La fondazione I Teatri di Reggio Emilia, per bocca del direttore Paolo Cantù, esprime “solidarietà e grande dispiacere per essere costretta a rinviare un appuntamento, da molto tempo atteso e voluto per dare alla città e agli studenti la possibilità di sentire parlare di criminalità organizzata da uno dei giornalisti e scrittori italiani più esperti in materia”. Continua Cantù: “ci dispiace che l’attualità politica abbia preso il sopravvento e stiamo già cercando una data alternativa, il prima possibile, per riuscire ad avere Roberto Saviano con noi, per continuare ad esercitare fino in fondo la nostra funzione di spazio e presidio pubblico di pensiero e dialogo”.

“Caro Roberto, resisti”

In una lettera aperta, il sindaco e presidente della fondazione Luca Vecchi dice: “Caro Roberto Saviano, mi preme dirti che non sei solo: l’amministrazione comunale e la città sono al fianco di chi si impegna in prima persona contro la criminalità organizzata, per la legalità e la sicurezza, sin dai tempi in cui il prefetto Antonella de Miro cominciò, in questa terra, a operare sul fronte del contrasto alle mafie economiche.
Qui stiamo e qui ci troverai, sempre”. Dunque, “sono sono fiducioso che questo sia, per noi, solo un arrivederci”, continua vecchi. “Lascio a te, caro roberto, l’autonomia di una riflessione e di una decisione definitiva sulla tua partecipazione in futuro al nostro incontro. Voglio solo dirti che quei ragazzi pronti a riempire il teatro municipale Romolo Valli hanno bisogno del tuo pensiero, delle tue parole, del tuo impegno. Resisti Roberto. Ti aspettiamo in città al più presto”, conclude il primo cittadino.

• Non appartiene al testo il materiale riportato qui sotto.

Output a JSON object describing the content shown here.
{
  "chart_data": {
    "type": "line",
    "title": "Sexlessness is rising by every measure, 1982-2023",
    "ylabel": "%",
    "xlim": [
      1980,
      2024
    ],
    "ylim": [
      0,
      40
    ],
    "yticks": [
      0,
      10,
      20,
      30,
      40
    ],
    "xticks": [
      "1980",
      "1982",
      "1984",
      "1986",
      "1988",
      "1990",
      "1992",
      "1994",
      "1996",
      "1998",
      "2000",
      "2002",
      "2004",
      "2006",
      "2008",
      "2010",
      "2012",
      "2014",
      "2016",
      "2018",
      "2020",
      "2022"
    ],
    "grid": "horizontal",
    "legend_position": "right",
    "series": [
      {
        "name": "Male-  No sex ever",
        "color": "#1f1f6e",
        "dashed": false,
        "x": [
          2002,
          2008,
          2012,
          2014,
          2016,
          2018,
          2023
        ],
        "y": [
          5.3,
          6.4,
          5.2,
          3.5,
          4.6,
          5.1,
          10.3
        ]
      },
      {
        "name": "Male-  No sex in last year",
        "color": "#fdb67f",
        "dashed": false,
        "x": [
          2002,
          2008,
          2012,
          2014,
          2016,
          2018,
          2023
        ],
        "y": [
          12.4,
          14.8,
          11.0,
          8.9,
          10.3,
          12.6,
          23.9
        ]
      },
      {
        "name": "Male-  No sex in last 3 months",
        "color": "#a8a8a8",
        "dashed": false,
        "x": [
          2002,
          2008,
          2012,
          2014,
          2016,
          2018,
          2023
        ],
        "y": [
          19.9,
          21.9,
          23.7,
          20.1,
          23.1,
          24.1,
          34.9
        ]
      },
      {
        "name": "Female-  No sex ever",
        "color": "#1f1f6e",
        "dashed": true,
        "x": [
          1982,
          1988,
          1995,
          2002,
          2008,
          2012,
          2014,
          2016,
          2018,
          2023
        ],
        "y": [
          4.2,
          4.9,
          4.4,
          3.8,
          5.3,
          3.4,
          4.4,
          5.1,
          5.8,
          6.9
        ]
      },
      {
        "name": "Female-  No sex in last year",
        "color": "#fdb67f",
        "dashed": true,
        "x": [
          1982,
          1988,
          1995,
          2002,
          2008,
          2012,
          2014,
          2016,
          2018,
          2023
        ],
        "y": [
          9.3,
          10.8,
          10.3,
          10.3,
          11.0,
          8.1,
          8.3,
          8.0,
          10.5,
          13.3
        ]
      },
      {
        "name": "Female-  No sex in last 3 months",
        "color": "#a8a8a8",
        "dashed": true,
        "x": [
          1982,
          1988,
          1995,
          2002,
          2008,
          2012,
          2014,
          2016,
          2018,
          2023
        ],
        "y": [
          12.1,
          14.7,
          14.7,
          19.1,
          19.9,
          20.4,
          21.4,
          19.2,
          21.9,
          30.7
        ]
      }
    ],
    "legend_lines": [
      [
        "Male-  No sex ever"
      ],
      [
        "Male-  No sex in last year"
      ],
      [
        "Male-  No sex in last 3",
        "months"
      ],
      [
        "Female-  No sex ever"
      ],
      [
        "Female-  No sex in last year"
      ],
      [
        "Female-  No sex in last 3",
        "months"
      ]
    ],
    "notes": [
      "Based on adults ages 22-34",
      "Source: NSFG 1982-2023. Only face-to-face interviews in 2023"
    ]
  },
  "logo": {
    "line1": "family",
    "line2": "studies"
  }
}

Bonaccini: “Un forte abbraccio”

“Esprimo vicinanza e solidarietà a Roberto Saviano, a nome mio personale, della Regione e di tutta la comunità emiliano-romagnola. Che ritenga di dove rinunciare a partecipare a due incontri previsti al Teatro Valli di Reggio Emilia anche per non esporre i presenti a pericoli è un monito che non può essere sottovalutato”. Così il presidente della Regione, Stefano Bonaccini. “Una rinuncia che fa ancora più male – prosegue- in una terra dove valori comuni e condivisi di libertà e civica convivenza ci vedono lavorare insieme, istituzioni, società civile, associazioni, penso in particolare a Libera e ad Avviso Pubblico, contro le mafie e l’infiltrazione della criminalità organizzata. A partire dalla prevenzione nelle scuole fino alla collaborazione costante e continua con magistratura, inquirenti, tutte le forze dell’ordine, che ringrazio per l’attività incessante e quotidiana che portano avanti. Grazie a loro si sono svolte e si stanno svolgendo inchieste rilevanti, a partire da Aemilia, il cui processo come Regione abbiamo voluto si potesse svolgere proprio qui, in Emilia-Romagna”. “A Roberto Saviano – conclude Bonaccini – va un forte abbraccio: abbiamo bisogno della sua voce e della sua testimonianza, per un impegno che deve essere anche di tutti noi”.